Irak-Şam İslam Devleti (İŞİD) örgütü militanlarının, ABD’nin düzenlediği hava saldırı sonrasında karşı hamle olarak rehin tuttuğu Amerikalı gazeteci Foley’in başı kesmesinin görüntüleri tüm dünyada dehşet uyandırdı. Daha önce de işgal ettikleri Suriye ve Irak topraklarında esir aldıkları askerlerin infaz görüntülerini yayınlayan IŞİD’in, ABD’nin askeri hamlesine karşılık olarak Amerikan vatandaşı olduğu söylenen gazeteciyi öldürmesi örgütün buzdağının görülmeyen kısmının da su yüzüne çıkmaya başladığı yorumlarına yol açtı. Peki, gerçekten IŞİD sanıldığı gibi küresel ölçekte bir örgüt mü, yoksa bölgede yeni düzenin tesis sürecinde oynanan önemli bir kart mı?
Suriye’de Esad karşıtı olayların başladığı ilk günden bu yana, ortaya çıkan muhalif gruplar arasında anlaşmazlıkların ve bölünmelerin oluşabileceğini daha önceki yazılarımda dile getirmiştim. Nitekim Suriye’de Özgür Suriye Ordusu çatısından oluşan diğer küçük muhalif örgütlenmeler, Suriye’yi istikrara yöneltmekten çok tam anlamıyla bataklığa dönüştürdü. IŞİD örgütünün Suriye’de ortaya çıkmasının ardından Irak topraklarında ilerleyişini sürdürmesi ve Kuzey Irak Kürt Bölgesel Yönetimi ile merkezi Irak yönetimini tehdit edecek duruma kadar gelmesi, başta Türkiye olmak üzere bölge ülkelerini de tehdit eder hale geldi.
Bunun üzerine Kuzey Irak Kürt Yönetimi, merkezi Irak hükümetinin ulusal güvenliği sağlayamadığı iddiasıyla bağımsızlık hazırlarına başladı. Başbakan Maliki görevden alındı IŞID, Musul petrol bölgesini ele geçirdi. Şimdi ise Türkiye’yi sınır eylemleri ve İstanbul’u havaya uçurmakla tehdit ediyorlar.
Yayınlanan infaz görüntülerinde ABD’li gazetecinin konuşurken hiç takılmaması ve düzgün cümleler kurması, o an ki durumun vahameti göz önünde bulundurulduğunda, sanki bir yerden okutuluyormuş hissi veriyor. Gazetecinin rahatlığı ve ABD yönetimini hedef alan konuşmaları ile, Amerikan halkının Washington üzerinde oluşturulmak istenen baskısıyla caydırıcılık sağlayabileceği düşünülüyor.

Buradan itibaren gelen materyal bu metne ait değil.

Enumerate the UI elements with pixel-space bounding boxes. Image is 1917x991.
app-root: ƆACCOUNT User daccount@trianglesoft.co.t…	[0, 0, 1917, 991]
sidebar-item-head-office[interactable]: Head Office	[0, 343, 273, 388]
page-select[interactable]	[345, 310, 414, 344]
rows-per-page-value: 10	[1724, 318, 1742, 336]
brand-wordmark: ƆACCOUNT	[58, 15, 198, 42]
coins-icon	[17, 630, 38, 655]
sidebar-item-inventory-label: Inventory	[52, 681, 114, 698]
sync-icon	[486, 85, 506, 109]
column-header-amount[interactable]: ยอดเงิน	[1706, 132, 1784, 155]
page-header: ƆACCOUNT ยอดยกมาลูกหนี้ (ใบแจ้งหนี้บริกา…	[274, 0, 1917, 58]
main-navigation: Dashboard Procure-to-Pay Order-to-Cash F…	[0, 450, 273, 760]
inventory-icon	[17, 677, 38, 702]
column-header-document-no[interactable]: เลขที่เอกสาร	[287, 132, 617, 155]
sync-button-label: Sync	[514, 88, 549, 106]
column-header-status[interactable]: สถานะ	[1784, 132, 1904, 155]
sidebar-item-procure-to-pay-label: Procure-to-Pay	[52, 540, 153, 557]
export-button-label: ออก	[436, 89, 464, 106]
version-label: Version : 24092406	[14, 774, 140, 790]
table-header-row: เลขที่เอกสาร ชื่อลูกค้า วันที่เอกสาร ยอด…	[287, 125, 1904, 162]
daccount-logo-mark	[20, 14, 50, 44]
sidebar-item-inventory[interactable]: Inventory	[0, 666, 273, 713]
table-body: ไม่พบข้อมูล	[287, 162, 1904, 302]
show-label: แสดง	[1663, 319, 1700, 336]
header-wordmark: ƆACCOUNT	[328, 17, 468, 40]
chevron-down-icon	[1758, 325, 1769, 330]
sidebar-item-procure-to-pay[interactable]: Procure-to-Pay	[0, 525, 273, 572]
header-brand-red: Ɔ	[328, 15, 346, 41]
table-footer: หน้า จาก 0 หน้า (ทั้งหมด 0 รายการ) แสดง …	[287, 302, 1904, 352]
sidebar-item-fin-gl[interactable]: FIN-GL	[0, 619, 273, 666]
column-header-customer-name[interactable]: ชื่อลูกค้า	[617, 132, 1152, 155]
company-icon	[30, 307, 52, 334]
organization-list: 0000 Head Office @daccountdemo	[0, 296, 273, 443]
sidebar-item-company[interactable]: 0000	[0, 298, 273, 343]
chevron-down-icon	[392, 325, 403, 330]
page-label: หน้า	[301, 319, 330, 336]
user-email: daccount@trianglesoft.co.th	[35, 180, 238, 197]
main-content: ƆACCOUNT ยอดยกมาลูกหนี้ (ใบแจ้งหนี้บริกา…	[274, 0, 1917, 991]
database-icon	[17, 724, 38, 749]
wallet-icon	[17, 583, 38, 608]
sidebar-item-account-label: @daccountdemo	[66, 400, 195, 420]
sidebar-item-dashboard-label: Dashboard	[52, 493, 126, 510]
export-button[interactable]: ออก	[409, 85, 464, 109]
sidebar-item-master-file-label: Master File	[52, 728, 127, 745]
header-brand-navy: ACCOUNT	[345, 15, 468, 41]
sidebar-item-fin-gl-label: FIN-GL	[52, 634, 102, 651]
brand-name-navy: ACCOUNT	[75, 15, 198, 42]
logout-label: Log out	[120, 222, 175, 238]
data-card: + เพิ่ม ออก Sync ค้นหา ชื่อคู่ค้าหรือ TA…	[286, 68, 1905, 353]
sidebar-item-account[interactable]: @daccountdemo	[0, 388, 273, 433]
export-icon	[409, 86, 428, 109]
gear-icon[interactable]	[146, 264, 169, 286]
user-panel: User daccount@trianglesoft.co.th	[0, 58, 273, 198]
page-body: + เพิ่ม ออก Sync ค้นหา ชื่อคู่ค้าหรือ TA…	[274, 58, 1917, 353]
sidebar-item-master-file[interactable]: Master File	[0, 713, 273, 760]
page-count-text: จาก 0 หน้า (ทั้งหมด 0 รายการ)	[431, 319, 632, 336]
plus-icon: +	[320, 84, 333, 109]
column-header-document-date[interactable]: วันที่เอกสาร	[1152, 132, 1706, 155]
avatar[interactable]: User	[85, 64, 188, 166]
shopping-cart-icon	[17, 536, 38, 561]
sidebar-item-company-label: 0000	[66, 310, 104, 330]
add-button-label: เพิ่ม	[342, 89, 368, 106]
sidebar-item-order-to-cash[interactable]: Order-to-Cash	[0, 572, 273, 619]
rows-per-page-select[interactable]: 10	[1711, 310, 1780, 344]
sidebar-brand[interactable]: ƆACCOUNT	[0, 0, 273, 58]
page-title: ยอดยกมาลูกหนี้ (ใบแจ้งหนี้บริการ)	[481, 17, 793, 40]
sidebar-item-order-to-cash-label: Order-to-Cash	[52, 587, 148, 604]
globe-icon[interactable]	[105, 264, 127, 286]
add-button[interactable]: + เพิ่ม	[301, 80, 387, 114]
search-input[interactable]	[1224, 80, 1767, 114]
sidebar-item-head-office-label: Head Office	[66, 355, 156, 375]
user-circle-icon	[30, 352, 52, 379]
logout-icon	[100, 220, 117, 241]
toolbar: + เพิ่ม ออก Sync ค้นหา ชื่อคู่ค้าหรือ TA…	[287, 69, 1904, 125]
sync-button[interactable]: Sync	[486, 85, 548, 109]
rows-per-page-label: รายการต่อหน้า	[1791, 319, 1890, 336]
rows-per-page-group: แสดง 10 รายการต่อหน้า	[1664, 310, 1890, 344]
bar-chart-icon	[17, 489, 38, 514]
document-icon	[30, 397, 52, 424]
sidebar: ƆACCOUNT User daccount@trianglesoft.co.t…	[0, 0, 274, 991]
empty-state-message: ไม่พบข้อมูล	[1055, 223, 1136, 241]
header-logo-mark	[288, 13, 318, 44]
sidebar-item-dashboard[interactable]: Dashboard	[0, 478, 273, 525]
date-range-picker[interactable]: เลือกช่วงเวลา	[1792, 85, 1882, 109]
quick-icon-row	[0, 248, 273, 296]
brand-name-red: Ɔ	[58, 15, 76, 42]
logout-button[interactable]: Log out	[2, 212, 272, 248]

Hâlbuki karşımızda tek bir ABD yönetimi yok. Bir tarafta savaş lobisinin manipüle etmek istediği Amerika, diğer tarafta savaş ekonomisinin himayesinden kurtulmaya çalışan bir grup var. Bu nedenle IŞİD ismini daha uzun süre duymaya devam edeceğiz. Çünkü Başkan Obama’nın sonrasında göreve gelmesi muhtemel yeni muhafazakârlardan bir Başkan’ın, ABD’nin dış politika stratejisini Bush dönemine benzer “şahin” politikalarla şekillendirmesi kuvvetle muhtemel.
Türkiye ise, böyle bir konjonktürde ulusal güvenliğini nasıl muhafaza edeceği ve muhtemel terör eylemlerinin engellenmesinde kiminle işbirliği içinde olacağını iyi düşünmelidir.